Even though some of the largest advertisers, such as General Motors and Unilever, now spend a large portion of their advertising budget online, the majority of their sales still happen in offline channels. In 2016, digital had a 38 percent share of total US ad spending, and this was expected to rise to over 50 percent by 2020.22 However, by the first quarter of 2017, e-commerce accounted for only 8.5 percent of total US retail sales.23 Clearly marketing executives believe that online advertising drives offline sales. While it is relatively easy to track a consumer who is exposed to an online ad and then buys online, connecting the dots between online ads and offline sales has not been easy until recently.

Tracking the link between online ads and offline sales is possible through field experiments. Even Facebook, which in the past relied on its own metrics, such as the number of “likes” or fans, is shifting to this approach to show sales lift from its ads. Facebook has introduced a new platform, Lift, which randomly splits the target audience on Facebook into two groups—one group sees the ads in its newsfeed and the other does not. By comparing the conversion rate, Facebook is able to measure the effect of its online ads on offline sales. Using this approach, Facebook showed that offline sales of data plans for GM’s OnStar system increased by 2.3 percent because of ads on Facebook newsfeeds.24

While clients may not be comfortable trusting Facebook to prove the effectiveness of its own ads, several academic studies have also used field experiments to show strong cross-channel effects of online ads. Using data from a Dutch company that sells office furniture to businesses, one study found that 73 percent of the profit impact of Google’s AdWords was from offline sales, and 20 percent of the profit impact of direct mail was from online sales.25 Another study for a major US clothing retailer found that over 80 percent of the ROI from online ads came from offline sales.26 Ignoring these cross-channel effects would lead to suboptimal budget allocation.

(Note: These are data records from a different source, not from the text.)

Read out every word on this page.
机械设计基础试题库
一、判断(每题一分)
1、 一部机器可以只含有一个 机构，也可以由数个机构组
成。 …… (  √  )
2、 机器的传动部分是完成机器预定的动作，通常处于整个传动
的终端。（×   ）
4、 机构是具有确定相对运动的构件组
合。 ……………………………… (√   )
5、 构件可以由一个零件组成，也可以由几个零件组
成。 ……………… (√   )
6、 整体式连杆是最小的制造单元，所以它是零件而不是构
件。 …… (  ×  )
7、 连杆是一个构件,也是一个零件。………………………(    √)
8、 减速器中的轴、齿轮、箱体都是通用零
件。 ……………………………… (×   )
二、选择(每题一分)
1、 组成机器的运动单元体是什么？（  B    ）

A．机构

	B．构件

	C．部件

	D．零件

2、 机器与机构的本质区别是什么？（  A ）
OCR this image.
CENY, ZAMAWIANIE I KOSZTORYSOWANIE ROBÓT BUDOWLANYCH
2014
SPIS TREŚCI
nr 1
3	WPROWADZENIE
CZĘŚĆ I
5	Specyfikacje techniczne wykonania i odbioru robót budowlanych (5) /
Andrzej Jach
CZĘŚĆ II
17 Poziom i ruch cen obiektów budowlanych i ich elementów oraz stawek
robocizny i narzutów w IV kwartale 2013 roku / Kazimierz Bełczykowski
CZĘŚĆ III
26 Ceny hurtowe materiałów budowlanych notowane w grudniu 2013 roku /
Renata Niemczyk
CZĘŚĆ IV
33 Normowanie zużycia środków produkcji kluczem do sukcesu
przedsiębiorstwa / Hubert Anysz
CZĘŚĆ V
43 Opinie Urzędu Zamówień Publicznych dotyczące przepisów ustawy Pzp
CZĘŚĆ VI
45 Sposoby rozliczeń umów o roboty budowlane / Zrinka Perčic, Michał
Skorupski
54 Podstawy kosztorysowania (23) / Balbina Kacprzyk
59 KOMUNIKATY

Not only do online ads influence offline sales, but there is also strong synergy between online and offline advertising itself. For example, a television ad may amplify its message through Twitter or Facebook. Using data from a major German car company and taking into account these cross-media synergies, one study concluded that the optimal advertising budget for online media should be double that of the company’s current allocation.27

In conclusion, the ability to conduct field experiments quickly and cheaply and the possibility of building rigorous models using large amounts of advertising and purchase data are enabling firms to better measure and optimize their marketing budgets. However, managers must be vigilant against the false metrics and spurious analyses that still seem to permeate the industry.